= Moore desk =

A Moore desk is not one but two large antique desk forms.

The "Moore Office Queen" is a massive desk, made for a sitting user. From the outside it looks, when closed, much like its competitor, the Wooton desk but it differs from it in several ways. For one, it has but a single large door to lock up the main work surface and the drawers and nooks around it, while the Wooton has two. More importantly (the manufacturer liked to boast about it) the main work surface slides in and out of the main body of the desk so that work can be stopped and the desk closed without having to put away everything, as is the case for the Wooton desk.

The "Moore Office Queen" was patented in 1878 in Indiana in the United States by the Moore Combination Desk Company.

The Office Queen has a modern descendant called the armoire desk.

The "Moore Insurance Desk" is nearly twice as big as the "Office Queen" and combines a standing desk and a normal "sitting" desk in a single piece of furniture.
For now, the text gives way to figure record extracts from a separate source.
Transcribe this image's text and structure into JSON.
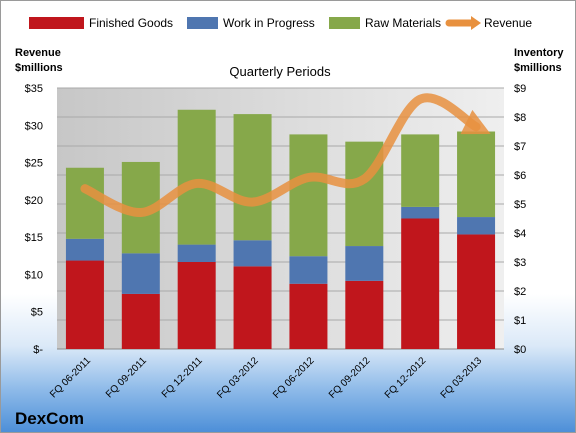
{
  "chart_data": {
    "type": "bar",
    "subtitle": "Quarterly Periods",
    "ylabel_left": "Revenue\n$millions",
    "ylabel_right": "Inventory\n$millions",
    "categories": [
      "FQ 06-2011",
      "FQ 09-2011",
      "FQ 12-2011",
      "FQ 03-2012",
      "FQ 06-2012",
      "FQ 09-2012",
      "FQ 12-2012",
      "FQ 03-2013"
    ],
    "series": [
      {
        "name": "Finished Goods",
        "kind": "stacked-bar",
        "axis": "right",
        "color": "#c0161c",
        "values": [
          3.05,
          1.9,
          3.0,
          2.85,
          2.25,
          2.35,
          4.5,
          3.95
        ]
      },
      {
        "name": "Work in Progress",
        "kind": "stacked-bar",
        "axis": "right",
        "color": "#4f76b0",
        "values": [
          0.75,
          1.4,
          0.6,
          0.9,
          0.95,
          1.2,
          0.4,
          0.6
        ]
      },
      {
        "name": "Raw Materials",
        "kind": "stacked-bar",
        "axis": "right",
        "color": "#86a84a",
        "values": [
          2.45,
          3.15,
          4.65,
          4.35,
          4.2,
          3.6,
          2.5,
          2.95
        ]
      },
      {
        "name": "Revenue",
        "kind": "line",
        "axis": "left",
        "color": "#e8913f",
        "values": [
          21.5,
          18.3,
          22.2,
          19.7,
          23.0,
          22.8,
          33.5,
          29.8
        ]
      }
    ],
    "ylim_left": [
      0,
      35
    ],
    "ylim_right": [
      0,
      9
    ],
    "yticks_left": [
      "$-",
      "$5",
      "$10",
      "$15",
      "$20",
      "$25",
      "$30",
      "$35"
    ],
    "yticks_right": [
      "$0",
      "$1",
      "$2",
      "$3",
      "$4",
      "$5",
      "$6",
      "$7",
      "$8",
      "$9"
    ],
    "grid": true,
    "legend_position": "top"
  },
  "brand": {
    "name": "DexCom"
  }
}
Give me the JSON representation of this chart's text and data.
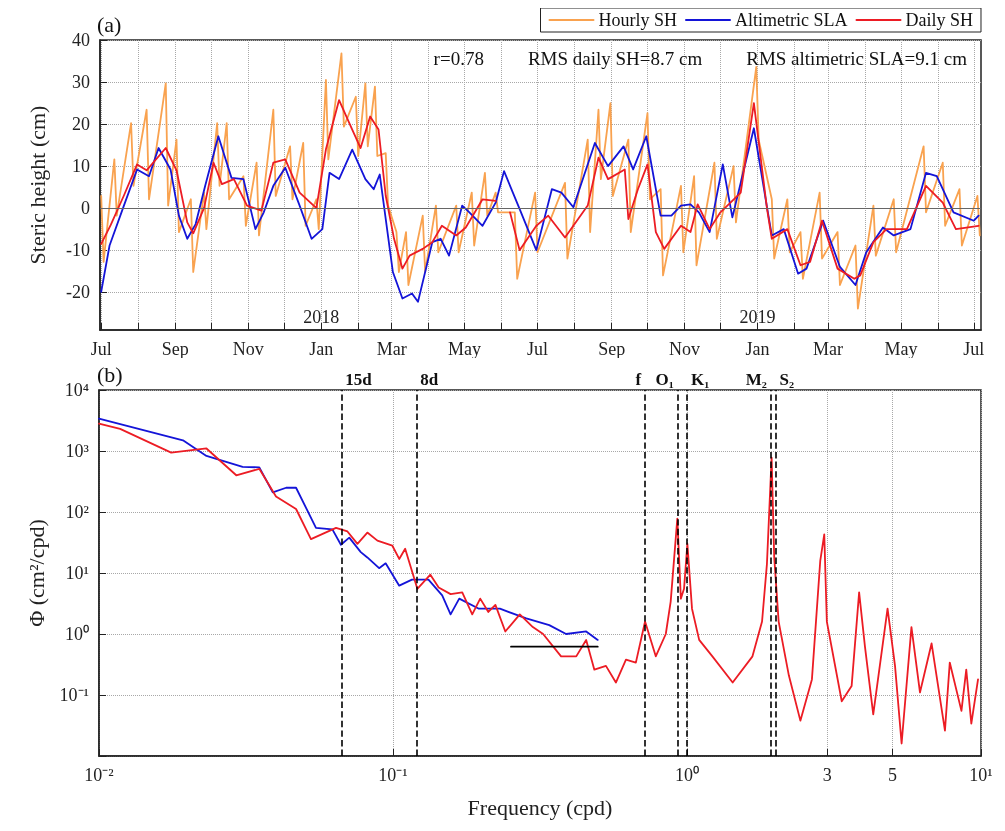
{
  "chart_data": [
    {
      "type": "line",
      "title": "(a)",
      "ylabel": "Steric height (cm)",
      "xlim": [
        "2017-06-30",
        "2019-07-07"
      ],
      "ylim": [
        -29,
        40
      ],
      "xticks": [
        {
          "value": "2017-07-01",
          "label": "Jul"
        },
        {
          "value": "2017-08-01",
          "label": null
        },
        {
          "value": "2017-09-01",
          "label": "Sep"
        },
        {
          "value": "2017-10-01",
          "label": null
        },
        {
          "value": "2017-11-01",
          "label": "Nov"
        },
        {
          "value": "2017-12-01",
          "label": null
        },
        {
          "value": "2018-01-01",
          "label": "Jan"
        },
        {
          "value": "2018-02-01",
          "label": null
        },
        {
          "value": "2018-03-01",
          "label": "Mar"
        },
        {
          "value": "2018-04-01",
          "label": null
        },
        {
          "value": "2018-05-01",
          "label": "May"
        },
        {
          "value": "2018-06-01",
          "label": null
        },
        {
          "value": "2018-07-01",
          "label": "Jul"
        },
        {
          "value": "2018-08-01",
          "label": null
        },
        {
          "value": "2018-09-01",
          "label": "Sep"
        },
        {
          "value": "2018-10-01",
          "label": null
        },
        {
          "value": "2018-11-01",
          "label": "Nov"
        },
        {
          "value": "2018-12-01",
          "label": null
        },
        {
          "value": "2019-01-01",
          "label": "Jan"
        },
        {
          "value": "2019-02-01",
          "label": null
        },
        {
          "value": "2019-03-01",
          "label": "Mar"
        },
        {
          "value": "2019-04-01",
          "label": null
        },
        {
          "value": "2019-05-01",
          "label": "May"
        },
        {
          "value": "2019-06-01",
          "label": null
        },
        {
          "value": "2019-07-01",
          "label": "Jul"
        }
      ],
      "yticks": [
        -20,
        -10,
        0,
        10,
        20,
        30,
        40
      ],
      "grid": true,
      "legend": "top right",
      "ref_lines": [
        {
          "axis": "y",
          "value": 0,
          "label": null,
          "color": "#666666",
          "line_style": "solid"
        }
      ],
      "annotations": [
        "r=0.78",
        "RMS daily SH=8.7 cm",
        "RMS altimetric SLA=9.1 cm"
      ],
      "x2lim": [
        "2017-06-30",
        "2019-07-07"
      ],
      "x2ticks": [
        {
          "value": "2018",
          "label": "2018"
        },
        {
          "value": "2019",
          "label": "2019"
        }
      ],
      "series": [
        {
          "name": "Hourly SH",
          "color": "#f9a24f",
          "x": [
            "2017-07-01",
            "2017-07-03",
            "2017-07-12",
            "2017-07-14",
            "2017-07-26",
            "2017-07-28",
            "2017-08-08",
            "2017-08-10",
            "2017-08-24",
            "2017-08-26",
            "2017-09-02",
            "2017-09-04",
            "2017-09-14",
            "2017-09-16",
            "2017-09-25",
            "2017-09-27",
            "2017-10-06",
            "2017-10-08",
            "2017-10-14",
            "2017-10-16",
            "2017-10-28",
            "2017-10-30",
            "2017-11-08",
            "2017-11-10",
            "2017-11-22",
            "2017-11-24",
            "2017-12-06",
            "2017-12-08",
            "2017-12-17",
            "2017-12-19",
            "2017-12-28",
            "2017-12-30",
            "2018-01-05",
            "2018-01-07",
            "2018-01-18",
            "2018-01-20",
            "2018-01-30",
            "2018-02-01",
            "2018-02-07",
            "2018-02-09",
            "2018-02-15",
            "2018-02-17",
            "2018-02-24",
            "2018-02-26",
            "2018-03-05",
            "2018-03-07",
            "2018-03-13",
            "2018-03-15",
            "2018-03-27",
            "2018-03-29",
            "2018-04-07",
            "2018-04-09",
            "2018-04-24",
            "2018-04-26",
            "2018-05-07",
            "2018-05-09",
            "2018-05-18",
            "2018-05-20",
            "2018-05-27",
            "2018-05-29",
            "2018-06-12",
            "2018-06-14",
            "2018-06-29",
            "2018-07-01",
            "2018-07-24",
            "2018-07-26",
            "2018-08-12",
            "2018-08-14",
            "2018-08-21",
            "2018-08-23",
            "2018-08-31",
            "2018-09-02",
            "2018-09-15",
            "2018-09-17",
            "2018-10-01",
            "2018-10-03",
            "2018-10-12",
            "2018-10-14",
            "2018-10-29",
            "2018-10-31",
            "2018-11-09",
            "2018-11-11",
            "2018-11-26",
            "2018-11-28",
            "2018-12-12",
            "2018-12-14",
            "2018-12-31",
            "2019-01-02",
            "2019-01-13",
            "2019-01-15",
            "2019-01-26",
            "2019-01-28",
            "2019-02-06",
            "2019-02-08",
            "2019-02-22",
            "2019-02-24",
            "2019-03-09",
            "2019-03-11",
            "2019-03-24",
            "2019-03-26",
            "2019-04-08",
            "2019-04-10",
            "2019-04-25",
            "2019-04-27",
            "2019-05-20",
            "2019-05-22",
            "2019-06-05",
            "2019-06-07",
            "2019-06-19",
            "2019-06-21",
            "2019-07-04",
            "2019-07-06"
          ],
          "values": [
            2.9,
            -12.8,
            11.6,
            -1.8,
            20.2,
            5.3,
            23.4,
            2.1,
            29.7,
            0.6,
            16.3,
            -5.7,
            2.1,
            -15.2,
            3.7,
            -5,
            20.2,
            5.3,
            20.2,
            2.1,
            7.6,
            -4.2,
            10.8,
            -6.5,
            23.4,
            2.9,
            14.7,
            2.1,
            15.5,
            -4.2,
            2.1,
            -5,
            30.5,
            11.6,
            36.8,
            19.4,
            26.5,
            12.4,
            29.7,
            14.7,
            28.9,
            12.4,
            13.1,
            0.6,
            -5.7,
            -15.2,
            -5.7,
            -18.3,
            -1.8,
            -15.2,
            0.6,
            -10.5,
            0.6,
            -10.5,
            3.7,
            -8.9,
            8.4,
            -1.8,
            3.7,
            -1,
            -1,
            -16.8,
            3.7,
            -10.5,
            6,
            -12,
            16.3,
            -5.7,
            23.4,
            6.9,
            25,
            2.9,
            16.3,
            -5.7,
            22.6,
            2.1,
            4.5,
            -16,
            5.3,
            -10.5,
            7.6,
            -13.6,
            10.8,
            -7.3,
            10,
            -3.4,
            33.6,
            16.3,
            2.1,
            -12,
            2.1,
            -10.5,
            -5.7,
            -16.8,
            3.7,
            -12,
            -5.7,
            -18.3,
            -8.9,
            -23.9,
            0.6,
            -11.3,
            2.1,
            -10.5,
            14.7,
            -1,
            10.8,
            -4.2,
            4.5,
            -8.9,
            2.9,
            -6.5
          ]
        },
        {
          "name": "Altimetric SLA",
          "color": "#1414d8",
          "x": [
            "2017-07-01",
            "2017-07-08",
            "2017-07-20",
            "2017-07-31",
            "2017-08-10",
            "2017-08-18",
            "2017-08-28",
            "2017-09-04",
            "2017-09-11",
            "2017-09-18",
            "2017-09-26",
            "2017-10-07",
            "2017-10-18",
            "2017-10-28",
            "2017-11-07",
            "2017-11-14",
            "2017-11-22",
            "2017-12-02",
            "2017-12-14",
            "2017-12-24",
            "2018-01-02",
            "2018-01-08",
            "2018-01-16",
            "2018-01-27",
            "2018-02-07",
            "2018-02-14",
            "2018-02-19",
            "2018-03-02",
            "2018-03-10",
            "2018-03-18",
            "2018-03-23",
            "2018-04-04",
            "2018-04-11",
            "2018-04-18",
            "2018-04-29",
            "2018-05-05",
            "2018-05-16",
            "2018-05-27",
            "2018-06-03",
            "2018-06-16",
            "2018-06-30",
            "2018-07-13",
            "2018-07-21",
            "2018-07-31",
            "2018-08-18",
            "2018-08-29",
            "2018-09-11",
            "2018-09-19",
            "2018-09-30",
            "2018-10-12",
            "2018-10-21",
            "2018-10-29",
            "2018-11-06",
            "2018-11-13",
            "2018-11-22",
            "2018-12-03",
            "2018-12-11",
            "2018-12-29",
            "2019-01-09",
            "2019-01-13",
            "2019-01-23",
            "2019-02-04",
            "2019-02-11",
            "2019-02-25",
            "2019-03-11",
            "2019-03-24",
            "2019-04-02",
            "2019-04-16",
            "2019-04-25",
            "2019-05-09",
            "2019-05-22",
            "2019-05-31",
            "2019-06-14",
            "2019-07-01",
            "2019-07-05"
          ],
          "values": [
            -19.9,
            -8.9,
            0.6,
            9.2,
            7.6,
            14.3,
            9.2,
            -1.8,
            -7.3,
            -3.8,
            5.3,
            17.1,
            7.2,
            6.9,
            -5,
            -1,
            5.3,
            9.6,
            0.6,
            -7.3,
            -5,
            8.4,
            6.9,
            13.9,
            6.9,
            4.5,
            8,
            -15.2,
            -21.5,
            -20.3,
            -22.3,
            -8.1,
            -7.3,
            -11.3,
            0.6,
            -1,
            -4.2,
            1.3,
            8.8,
            -0.2,
            -10,
            4.5,
            3.7,
            0.2,
            15.5,
            10,
            14.7,
            9.2,
            17.1,
            -1.8,
            -1.8,
            0.6,
            0.9,
            -1,
            -5.7,
            10.4,
            -2.2,
            19,
            0.2,
            -6.5,
            -5,
            -15.6,
            -14.4,
            -3,
            -14,
            -18.3,
            -10.5,
            -4.6,
            -6.5,
            -5,
            8.4,
            7.6,
            -1,
            -3,
            -1.8
          ]
        },
        {
          "name": "Daily SH",
          "color": "#ec1c24",
          "x": [
            "2017-07-01",
            "2017-07-09",
            "2017-07-20",
            "2017-07-31",
            "2017-08-08",
            "2017-08-24",
            "2017-09-02",
            "2017-09-11",
            "2017-09-16",
            "2017-09-25",
            "2017-10-03",
            "2017-10-10",
            "2017-10-20",
            "2017-10-31",
            "2017-11-12",
            "2017-11-22",
            "2017-12-02",
            "2017-12-14",
            "2017-12-28",
            "2018-01-05",
            "2018-01-16",
            "2018-01-27",
            "2018-02-03",
            "2018-02-11",
            "2018-02-18",
            "2018-02-24",
            "2018-03-03",
            "2018-03-10",
            "2018-03-16",
            "2018-03-27",
            "2018-04-04",
            "2018-04-12",
            "2018-04-24",
            "2018-05-02",
            "2018-05-16",
            "2018-05-27",
            "2018-06-01",
            "2018-06-08",
            "2018-06-16",
            "2018-06-30",
            "2018-07-10",
            "2018-07-24",
            "2018-08-12",
            "2018-08-21",
            "2018-08-29",
            "2018-09-12",
            "2018-09-15",
            "2018-09-23",
            "2018-10-01",
            "2018-10-08",
            "2018-10-15",
            "2018-10-29",
            "2018-11-06",
            "2018-11-12",
            "2018-11-22",
            "2018-12-01",
            "2018-12-18",
            "2018-12-29",
            "2019-01-09",
            "2019-01-13",
            "2019-01-26",
            "2019-02-06",
            "2019-02-14",
            "2019-02-24",
            "2019-03-09",
            "2019-03-23",
            "2019-03-28",
            "2019-04-08",
            "2019-04-19",
            "2019-05-06",
            "2019-05-22",
            "2019-06-05",
            "2019-06-16",
            "2019-07-05"
          ],
          "values": [
            -8.5,
            -4,
            3,
            10.4,
            9,
            14.3,
            9,
            -3.4,
            -6,
            0,
            10.8,
            5.7,
            6.9,
            0.6,
            -0.6,
            10.8,
            11.6,
            3.7,
            0,
            14,
            25.7,
            18.7,
            14.3,
            21.8,
            18.7,
            3,
            -7.3,
            -14.4,
            -11.3,
            -9.7,
            -8.1,
            -4.2,
            -6.5,
            -4.6,
            2.1,
            1.7,
            null,
            -1,
            -10,
            -4.2,
            -1.8,
            -7,
            0.6,
            12,
            6.9,
            9.2,
            -2.6,
            4.5,
            10.4,
            -5.7,
            -9.7,
            -4.2,
            -5.7,
            0.9,
            -5,
            -1,
            3.7,
            25,
            -0.2,
            -7.3,
            -5,
            -13.6,
            -12.8,
            -3,
            -14.4,
            -16.8,
            -16,
            -8.1,
            -5,
            -5,
            5.3,
            1.3,
            -5,
            -4.2
          ]
        }
      ]
    },
    {
      "type": "line",
      "title": "(b)",
      "xlabel": "Frequency (cpd)",
      "ylabel": "Φ (cm²/cpd)",
      "log": "xy",
      "xlim": [
        0.01,
        10
      ],
      "ylim": [
        0.01,
        10000
      ],
      "xticks": [
        {
          "value": 0.01,
          "label": "10⁻²"
        },
        {
          "value": 0.1,
          "label": "10⁻¹"
        },
        {
          "value": 1,
          "label": "10⁰"
        },
        3,
        5,
        {
          "value": 10,
          "label": "10¹"
        }
      ],
      "yticks": [
        {
          "value": 0.01,
          "label": null
        },
        {
          "value": 0.1,
          "label": "10⁻¹"
        },
        {
          "value": 1,
          "label": "10⁰"
        },
        {
          "value": 10,
          "label": "10¹"
        },
        {
          "value": 100,
          "label": "10²"
        },
        {
          "value": 1000,
          "label": "10³"
        },
        {
          "value": 10000,
          "label": "10⁴"
        }
      ],
      "grid": true,
      "ref_lines": [
        {
          "axis": "x",
          "value": 0.0667,
          "label": "15d",
          "color": "#000000",
          "line_style": "dashed"
        },
        {
          "axis": "x",
          "value": 0.12,
          "label": "8d",
          "color": "#000000",
          "line_style": "dashed"
        },
        {
          "axis": "x",
          "value": 0.72,
          "label": "f",
          "color": "#000000",
          "line_style": "dashed"
        },
        {
          "axis": "x",
          "value": 0.93,
          "label": "O₁",
          "color": "#000000",
          "line_style": "dashed"
        },
        {
          "axis": "x",
          "value": 1.0,
          "label": "K₁",
          "color": "#000000",
          "line_style": "dashed"
        },
        {
          "axis": "x",
          "value": 1.93,
          "label": "M₂",
          "color": "#000000",
          "line_style": "dashed"
        },
        {
          "axis": "x",
          "value": 2.0,
          "label": "S₂",
          "color": "#000000",
          "line_style": "dashed"
        }
      ],
      "series": [
        {
          "color": "#1414d8",
          "x": [
            0.01,
            0.0193,
            0.0232,
            0.0308,
            0.0351,
            0.039,
            0.0433,
            0.0468,
            0.0547,
            0.0622,
            0.0665,
            0.071,
            0.0777,
            0.0818,
            0.0897,
            0.0944,
            0.105,
            0.116,
            0.132,
            0.147,
            0.157,
            0.168,
            0.196,
            0.231,
            0.284,
            0.34,
            0.388,
            0.454,
            0.497
          ],
          "values": [
            3400,
            1500,
            830,
            550,
            540,
            210,
            250,
            250,
            55,
            52,
            29,
            38,
            22,
            18,
            12,
            14.4,
            6.2,
            7.8,
            7.8,
            4.3,
            2.1,
            3.8,
            2.6,
            2.6,
            1.8,
            1.4,
            1,
            1.1,
            0.8
          ]
        },
        {
          "color": "#ec1c24",
          "x": [
            0.01,
            0.0118,
            0.0176,
            0.0232,
            0.0293,
            0.0351,
            0.04,
            0.0468,
            0.0526,
            0.064,
            0.07,
            0.0757,
            0.0818,
            0.0885,
            0.0995,
            0.105,
            0.11,
            0.121,
            0.134,
            0.143,
            0.157,
            0.172,
            0.186,
            0.198,
            0.211,
            0.223,
            0.241,
            0.27,
            0.299,
            0.324,
            0.373,
            0.42,
            0.454,
            0.484,
            0.53,
            0.573,
            0.62,
            0.67,
            0.72,
            0.783,
            0.847,
            0.88,
            0.927,
            0.953,
            0.977,
            1.003,
            1.04,
            1.1,
            1.22,
            1.43,
            1.67,
            1.8,
            1.87,
            1.94,
            1.98,
            2.05,
            2.22,
            2.43,
            2.66,
            2.84,
            2.93,
            2.99,
            3.36,
            3.63,
            3.85,
            4.03,
            4.3,
            4.81,
            5.1,
            5.37,
            5.8,
            6.2,
            6.79,
            7.54,
            7.83,
            8.58,
            8.91,
            9.27,
            9.77
          ],
          "values": [
            2800,
            2300,
            940,
            1100,
            400,
            510,
            180,
            112,
            36,
            55,
            48,
            30,
            46,
            34,
            28,
            17,
            25,
            5.5,
            9.4,
            5.8,
            4.5,
            4.8,
            2.1,
            3.8,
            2.3,
            3,
            1.1,
            2.1,
            1.3,
            1,
            0.43,
            0.43,
            0.8,
            0.26,
            0.3,
            0.16,
            0.38,
            0.34,
            1.6,
            0.43,
            1,
            3.4,
            78,
            3.8,
            5.5,
            30,
            2.6,
            0.8,
            0.43,
            0.16,
            0.43,
            1.6,
            14,
            780,
            18,
            1.6,
            0.21,
            0.038,
            0.18,
            16,
            43,
            1.6,
            0.079,
            0.14,
            4.8,
            0.62,
            0.048,
            2.6,
            0.3,
            0.016,
            1.3,
            0.11,
            0.7,
            0.026,
            0.34,
            0.055,
            0.26,
            0.034,
            0.18
          ]
        },
        {
          "color": "#000000",
          "x": [
            0.252,
            0.497
          ],
          "values": [
            0.62,
            0.62
          ]
        }
      ]
    }
  ]
}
It was patented in 1882. Like the "Office Queen" it opens up by means of a single large door, and its internal work surface slides in and out. But it also has an external work surface to accommodate a standing user, on the other side of the desk. The standing user employs the "roof" of the desk of the sitting user as his (or her) work surface.

Moore combination desks were produced in standard, extra, and superior grades. Standard grade combination desks were $110 to $185. Extra grade desks were 40% to 50% more expensive. Superior were more expensive.

In her Smithsonian monography on the Wooton desk, Betty Lawson Walters notes the relative importance of the Moore desk as a competitor to the famous Wooton desk, and traces its origin and destiny.